Patients with suspected bowel cancer need an urgent examination. When manual examination in the rectum, you can find a pathological mass, which may indicate cancer of the rectum, located close to the anus. However, in order to explore the segments of the intestinal tract, rectum or confirm the presence of tumor mass in the rectum needed visualize diagnostic tests.
Endoscopy, which in the study of the intestine is called colonoscopy, is the main method of investigation for diagnosing intestinal cancer. This is an outpatient procedure, during which the rectum and colon are examined from the inside using a special probe (endoscope). An endoscope is a long, flexible beam of quartz optical fibers about the thickness of a finger. This instrument is placed in the rectum. The colon expands with a small amount of air so that the doctor can examine the tissues lining it (the image can be seen on the monitor). If an intestine it is necessary to assess in more detail through the endoscope instrument is administered for painless biopsies or obtaining the tissue sample. These tissues are sent to the lab for analysis. Microscopic analysis of tissue biopsy is essential for the correct diagnosis and determination of the stage of intestinal cancer.
During colonoscopy, you can examine the entire colon, and another method of examination – sigmoscopy allows you to inspect the lower third of the colon, rectum and Sigma. For this there are two types of tools – the proctoscope and flexible sigmoscopy. The rectoscope is used for patients who are not prepared for examination, i.e. the lower part of the intestine is not cleaned with laxatives or enemas. However, with the help of a rectoscope, you can inspect about 20 cm of the rectum, in turn, a flexible sigmoscope is more difficult to use, but allows you to get an image of most of the descending colon and rectum.

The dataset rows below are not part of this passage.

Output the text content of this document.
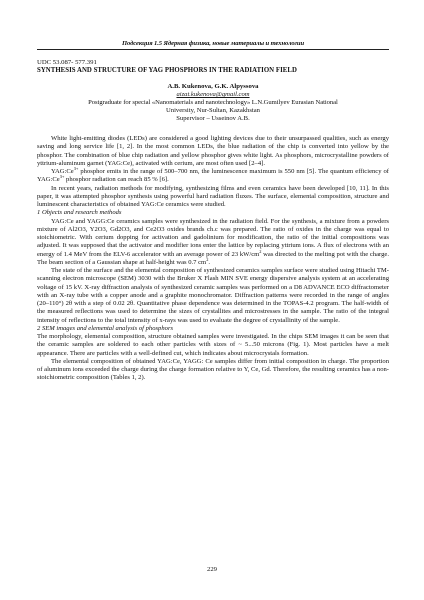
Подсекция 1.5 Ядерная физика, новые материалы и технологии
UDC 53.087- 577.391
SYNTHESIS AND STRUCTURE OF YAG PHOSPHORS IN THE RADIATION FIELD
A.B. Kukenova, G.K. Alpyssova
aizat.kukenova@gmail.com
Postgraduate for special «Nanomaterials and nanotechnology» L.N.Gumilyev Eurasian National
University, Nur-Sultan, Kazakhstan
Supervisor – Usseinov A.B.

White light-emitting diodes (LEDs) are considered a good lighting devices due to their unsurpassed qualities, such as energy saving and long service life [1, 2]. In the most common LEDs, the blue radiation of the chip is converted into yellow by the phosphor. The combination of blue chip radiation and yellow phosphor gives white light. As phosphors, microcrystalline powders of yttrium-aluminum garnet (YAG:Ce), activated with cerium, are most often used [2–4].

$YAG:Ce^{3+}$ phosphor emits in the range of 500–700 nm, the luminescence maximum is 550 nm [5]. The quantum efficiency of $YAG:Ce^{3+}$ phosphor radiation can reach 85 % [6].

In recent years, radiation methods for modifying, synthesizing films and even ceramics have been developed [10, 11]. In this paper, it was attempted phosphor synthesis using powerful hard radiation fluxes. The surface, elemental composition, structure and luminescent characteristics of obtained YAG:Ce ceramics were studied.

1 Objects and research methods

YAG:Ce and YAGG:Ce ceramics samples were synthesized in the radiation field. For the synthesis, a mixture from a powders mixture of Al2O3, Y2O3, Gd2O3, and Ce2O3 oxides brands ch.c was prepared. The ratio of oxides in the charge was equal to stoichiometric. With cerium dopping for activation and gadolinium for modification, the ratio of the initial compositions was adjusted. It was supposed that the activator and modifier ions enter the lattice by replacing yttrium ions. A flux of electrons with an energy of 1.4 MeV from the ELV-6 accelerator with an average power of 23 $kW/cm^2$ was directed to the melting pot with the charge. The beam section of a Gaussian shape at half-height was 0.7 $cm^2$.

The state of the surface and the elemental composition of synthesized ceramics samples surface were studied using Hitachi TM-scanning electron microscope (SEM) 3030 with the Bruker X Flash MIN SVE energy dispersive analysis system at an accelerating voltage of 15 kV. X-ray diffraction analysis of synthesized ceramic samples was performed on a D8 ADVANCE ECO diffractometer with an X-ray tube with a copper anode and a graphite monochromator. Diffraction patterns were recorded in the range of angles (20–110°) 2θ with a step of 0.02 2θ. Quantitative phase dependence was determined in the TOPAS-4.2 program. The half-width of the measured reflections was used to determine the sizes of crystallites and microstresses in the sample. The ratio of the integral intensity of reflections to the total intensity of x-rays was used to evaluate the degree of crystallinity of the sample.

2 SEM images and elemental analysis of phosphors

The morphology, elemental composition, structure obtained samples were investigated. In the chips SEM images it can be seen that the ceramic samples are soldered to each other particles with sizes of ~ 5...50 microns (Fig. 1). Most particles have a melt appearance. There are particles with a well-defined cut, which indicates about microcrystals formation.

The elemental composition of obtained YAG:Ce, YAGG: Ce samples differ from initial composition in charge. The proportion of aluminum ions exceeded the charge during the charge formation relative to Y, Ce, Gd. Therefore, the resulting ceramics has a non-stoichiometric composition (Tables 1, 2).

229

If imaging diagnostic studies indicate that a more detailed examination is needed, a complete colonoscopy with biopsy should be performed.

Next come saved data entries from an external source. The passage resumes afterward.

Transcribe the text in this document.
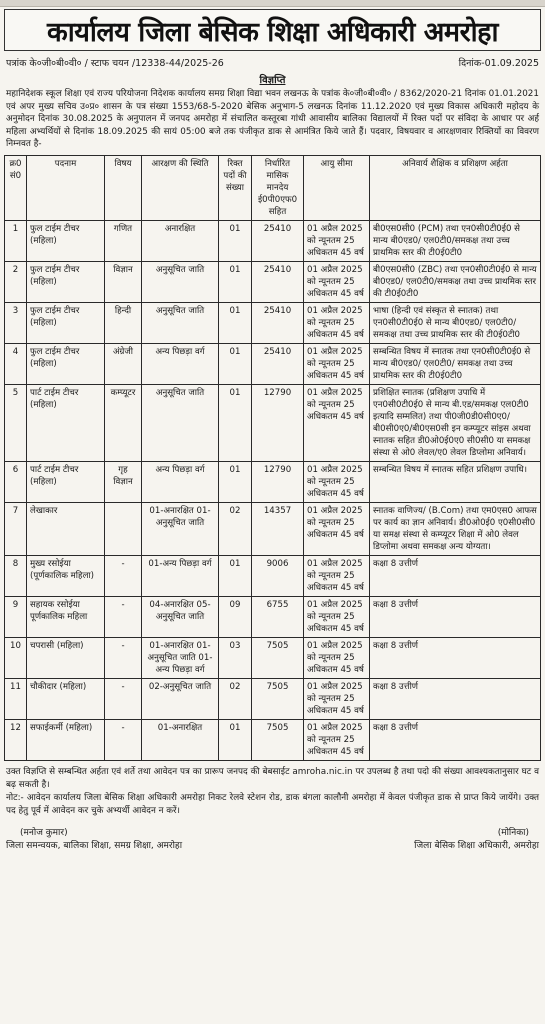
कार्यालय जिला बेसिक शिक्षा अधिकारी अमरोहा
पत्रांक के०जी०बी०वी० / स्टाफ चयन /12338-44/2025-26	दिनांक-01.09.2025
विज्ञप्ति
महानिदेशक स्कूल शिक्षा एवं राज्य परियोजना निदेशक कार्यालय समग्र शिक्षा विद्या भवन लखनऊ के पत्रांक के०जी०बी०वी० / 8362/2020-21 दिनांक 01.01.2021 एवं अपर मुख्य सचिव उ०प्र० शासन के पत्र संख्या 1553/68-5-2020 बेसिक अनुभाग-5 लखनऊ दिनांक 11.12.2020 एवं मुख्य विकास अधिकारी महोदय के अनुमोदन दिनांक 30.08.2025 के अनुपालन में जनपद अमरोहा में संचालित कस्तूरबा गांधी आवासीय बालिका विद्यालयों में रिक्त पदों पर संविदा के आधार पर अर्ह महिला अभ्यर्थियों से दिनांक 18.09.2025 की सायं 05:00 बजे तक पंजीकृत डाक से आमंत्रित किये जाते हैं। पदवार, विषयवार व आरक्षणवार रिक्तियों का विवरण निम्नवत है-
क्र0 सं0	पदनाम	विषय	आरक्षण की स्थिति	रिक्त पदों की संख्या	निर्धारित मासिक मानदेय ई0पी0एफ0 सहित	आयु सीमा	अनिवार्य शैक्षिक व प्रशिक्षण अर्हता
1	फुल टाईम टीचर (महिला)	गणित	अनारक्षित	01	25410	01 अप्रैल 2025 को न्यूनतम 25 अधिकतम 45 वर्ष	बी0एस0सी0 (PCM) तथा एन0सी0टी0ई0 से मान्य बी0एड0/ एल0टी0/समकक्ष तथा उच्च प्राथमिक स्तर की टी0ई0टी0
2	फुल टाईम टीचर (महिला)	विज्ञान	अनुसूचित जाति	01	25410	01 अप्रैल 2025 को न्यूनतम 25 अधिकतम 45 वर्ष	बी0एस0सी0 (ZBC) तथा एन0सी0टी0ई0 से मान्य बी0एड0/ एल0टी0/समकक्ष तथा उच्च प्राथमिक स्तर की टी0ई0टी0
3	फुल टाईम टीचर (महिला)	हिन्दी	अनुसूचित जाति	01	25410	01 अप्रैल 2025 को न्यूनतम 25 अधिकतम 45 वर्ष	भाषा (हिन्दी एवं संस्कृत से स्नातक) तथा एन0सी0टी0ई0 से मान्य बी0एड0/ एल0टी0/ समकक्ष तथा उच्च प्राथमिक स्तर की टी0ई0टी0
4	फुल टाईम टीचर (महिला)	अंग्रेजी	अन्य पिछड़ा वर्ग	01	25410	01 अप्रैल 2025 को न्यूनतम 25 अधिकतम 45 वर्ष	सम्बन्धित विषय में स्नातक तथा एन0सी0टी0ई0 से मान्य बी0एड0/ एल0टी0/ समकक्ष तथा उच्च प्राथमिक स्तर की टी0ई0टी0
5	पार्ट टाईम टीचर (महिला)	कम्प्यूटर	अनुसूचित जाति	01	12790	01 अप्रैल 2025 को न्यूनतम 25 अधिकतम 45 वर्ष	प्रशिक्षित स्नातक (प्रशिक्षण उपाधि में एन0सी0टी0ई0 से मान्य बी.एड/समकक्ष एल0टी0 इत्यादि सम्मलित) तथा पी0जी0डी0सी0ए0/बी0सी0ए0/बी0एस0सी इन कम्प्यूटर सांइस अथवा स्नातक सहित डी0ओ0ई0ए0 सी0सी0 या समकक्ष संस्था से ओ0 लेवल/ए0 लेवल डिप्लोमा अनिवार्य।
6	पार्ट टाईम टीचर (महिला)	गृह विज्ञान	अन्य पिछड़ा वर्ग	01	12790	01 अप्रैल 2025 को न्यूनतम 25 अधिकतम 45 वर्ष	सम्बन्धित विषय में स्नातक सहित प्रशिक्षण उपाधि।
7	लेखाकार		01-अनारक्षित 01-अनुसूचित जाति	02	14357	01 अप्रैल 2025 को न्यूनतम 25 अधिकतम 45 वर्ष	स्नातक वाणिज्य/ (B.Com) तथा एम0एस0 आफस पर कार्य का ज्ञान अनिवार्य। डी0ओ0ई0 ए0सी0सी0 या समक्ष संस्था से कम्प्यूटर शिक्षा में ओ0 लेवल डिप्लोमा अथवा समकक्ष अन्य योग्यता।
8	मुख्य रसोईया (पूर्णकालिक महिला)	-	01-अन्य पिछड़ा वर्ग	01	9006	01 अप्रैल 2025 को न्यूनतम 25 अधिकतम 45 वर्ष	कक्षा 8 उत्तीर्ण
9	सहायक रसोईया पूर्णकालिक महिला	-	04-अनारक्षित 05-अनुसूचित जाति	09	6755	01 अप्रैल 2025 को न्यूनतम 25 अधिकतम 45 वर्ष	कक्षा 8 उत्तीर्ण
10	चपरासी (महिला)	-	01-अनारक्षित 01-अनुसूचित जाति 01-अन्य पिछड़ा वर्ग	03	7505	01 अप्रैल 2025 को न्यूनतम 25 अधिकतम 45 वर्ष	कक्षा 8 उत्तीर्ण
11	चौकीदार (महिला)	-	02-अनुसूचित जाति	02	7505	01 अप्रैल 2025 को न्यूनतम 25 अधिकतम 45 वर्ष	कक्षा 8 उत्तीर्ण
12	सफाईकर्मी (महिला)	-	01-अनारक्षित	01	7505	01 अप्रैल 2025 को न्यूनतम 25 अधिकतम 45 वर्ष	कक्षा 8 उत्तीर्ण
उक्त विज्ञप्ति से सम्बन्धित अर्हता एवं शर्ते तथा आवेदन पत्र का प्रारूप जनपद की बेबसाईट amroha.nic.in पर उपलब्ध है तथा पदो की संख्या आवश्यकतानुसार घट व बढ़ सकती है।
नोट:- आवेदन कार्यालय जिला बेसिक शिक्षा अधिकारी अमरोहा निकट रेलवे स्टेशन रोड, डाक बंगला कालौनी अमरोहा में केवल पंजीकृत डाक से प्राप्त किये जायेंगे। उक्त पद हेतु पूर्व में आवेदन कर चुके अभ्यर्थी आवेदन न करें।
(मनोज कुमार)
जिला समन्वयक, बालिका शिक्षा, समग्र शिक्षा, अमरोहा
(मोनिका)
जिला बेसिक शिक्षा अधिकारी, अमरोहा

It is very important to distinguish intestinal cancer from Crohn’s disease and severe ulcerative colitis (it should be noted that both diseases are risk factors for intestinal cancer). In the case of severe ulcerative colitis, endoscopic signs can be observed – General inflammation of the mucous membrane, swelling, fragility of the mucosa with hemorrhages. In Crohn’s disease repeated cycles of ulceration, which are followed by periods of healing, sometimes cause uplift of a section of the mucosa, which is similar to polyps, which are called fake or pseudopolyposis. A characteristic feature of Crohn’s disease in endoscopic examination-a typical type of mucosa , like a cobblestone pavement.
Barium enema (or air contrast barium enema) – a method of X-ray examination, which is used to obtain images of the colon. Two days before the study with barium enema, the patient should take a light, mostly liquid food, and in the evening before the examination it is necessary to take a laxative. On the day of the examination, an enema with barium is introduced, air is allowed into the colon and an x-ray of the abdomen is taken.